PUBLIC PENSION PLANS
The same Wall Street strategy is behind the lies being told about how public employee pension plans are "bankrupting" states and therefore should be converted into 401(k) plans: There's also about $3 trillion in public pension plans, and Wall Street banks would reap billions in so-called "management" and other fees that they drain from worker's 401(k) plans if the public employee pension plans were converted into 401(k) plans.
The truth is that nearly all of most states' public employee pension benefits are paid from (1) the investment earnings on the pension's trust fund, plus (2) payroll contributions from the pension plan's active members, leaving only a very small percentage to be paid out of tax dollars. In fact, the non-political Boston College Center for Retirement Research reports that the national average state contribution to public employee pension plans is only about 5% of the typical state's annual budget.
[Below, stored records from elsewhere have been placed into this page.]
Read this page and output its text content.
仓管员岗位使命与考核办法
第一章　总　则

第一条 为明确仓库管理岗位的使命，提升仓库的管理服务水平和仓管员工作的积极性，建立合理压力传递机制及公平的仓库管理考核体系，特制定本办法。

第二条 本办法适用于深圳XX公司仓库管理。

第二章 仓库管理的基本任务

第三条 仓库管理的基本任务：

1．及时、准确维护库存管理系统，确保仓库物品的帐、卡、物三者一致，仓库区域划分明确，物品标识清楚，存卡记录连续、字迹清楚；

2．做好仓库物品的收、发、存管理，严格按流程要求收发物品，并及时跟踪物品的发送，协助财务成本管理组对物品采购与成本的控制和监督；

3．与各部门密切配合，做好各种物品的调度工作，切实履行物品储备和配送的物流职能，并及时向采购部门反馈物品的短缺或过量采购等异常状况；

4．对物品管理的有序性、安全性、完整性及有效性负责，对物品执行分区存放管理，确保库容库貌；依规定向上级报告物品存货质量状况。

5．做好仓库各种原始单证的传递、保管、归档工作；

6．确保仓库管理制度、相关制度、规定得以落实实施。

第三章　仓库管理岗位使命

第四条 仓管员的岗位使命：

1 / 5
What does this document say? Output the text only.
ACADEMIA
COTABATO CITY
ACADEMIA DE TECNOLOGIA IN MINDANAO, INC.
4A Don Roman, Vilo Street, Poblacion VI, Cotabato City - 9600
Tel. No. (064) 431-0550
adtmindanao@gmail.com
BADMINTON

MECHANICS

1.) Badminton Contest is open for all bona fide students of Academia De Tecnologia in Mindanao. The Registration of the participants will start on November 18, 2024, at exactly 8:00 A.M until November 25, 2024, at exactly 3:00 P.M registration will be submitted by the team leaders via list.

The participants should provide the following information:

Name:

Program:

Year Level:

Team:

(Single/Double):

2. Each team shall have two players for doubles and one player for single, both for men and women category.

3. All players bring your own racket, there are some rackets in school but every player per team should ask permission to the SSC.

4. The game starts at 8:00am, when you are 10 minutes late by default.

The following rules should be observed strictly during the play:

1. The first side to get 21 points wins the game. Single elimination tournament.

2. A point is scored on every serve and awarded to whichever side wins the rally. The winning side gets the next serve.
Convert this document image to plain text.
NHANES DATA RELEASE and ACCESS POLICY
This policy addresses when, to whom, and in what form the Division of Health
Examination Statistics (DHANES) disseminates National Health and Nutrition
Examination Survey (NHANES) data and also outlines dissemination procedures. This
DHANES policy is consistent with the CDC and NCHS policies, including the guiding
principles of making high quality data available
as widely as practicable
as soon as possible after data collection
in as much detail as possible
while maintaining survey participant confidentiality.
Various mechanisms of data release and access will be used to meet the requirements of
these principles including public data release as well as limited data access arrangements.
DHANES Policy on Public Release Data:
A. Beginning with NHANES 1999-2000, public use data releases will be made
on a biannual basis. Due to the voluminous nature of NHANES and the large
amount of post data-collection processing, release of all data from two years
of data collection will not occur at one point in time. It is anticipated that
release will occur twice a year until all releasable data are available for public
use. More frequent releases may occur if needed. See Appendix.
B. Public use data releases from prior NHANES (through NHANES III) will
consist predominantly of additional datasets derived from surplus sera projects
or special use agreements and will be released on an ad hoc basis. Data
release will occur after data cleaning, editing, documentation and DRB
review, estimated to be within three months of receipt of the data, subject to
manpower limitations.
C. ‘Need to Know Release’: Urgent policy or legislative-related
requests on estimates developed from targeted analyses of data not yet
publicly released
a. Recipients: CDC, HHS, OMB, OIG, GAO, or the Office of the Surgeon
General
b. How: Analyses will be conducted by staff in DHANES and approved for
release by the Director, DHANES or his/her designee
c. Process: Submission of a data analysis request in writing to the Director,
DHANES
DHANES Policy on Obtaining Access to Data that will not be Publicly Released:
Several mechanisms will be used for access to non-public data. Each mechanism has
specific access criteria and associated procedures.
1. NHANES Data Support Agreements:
That's just 5 cents out of a state budget dollar, and that's never going to "bankrupt" a state.
The figure that Wall Street's owned-and-operated politicians and pundits use to shock voters into thinking that their state is deeply in debt to a public pension plan is something called an "unfunded liability." The banks get away with this scare tactic because no one but an actuarial accountant knows what an "unfunded liability" really is. Here's what it really is in simplified terms: To actuarially calculate an "unfunded liability" you take that small 5-cents-on-the-budget-dollar annual contribution to the pension plan and add it up for the next 30 years, increasing each year's contribution to allow for inflation and other economic factors. The sum total of that 30 future years of small annual contributions is the "unfunded liability." It's typically a large amount --- large enough to panic voters who think it's an actual current debt, when in fact it's only the 30-year sum of small annual contributions that are easily afforded, like a mortgage or a car payment.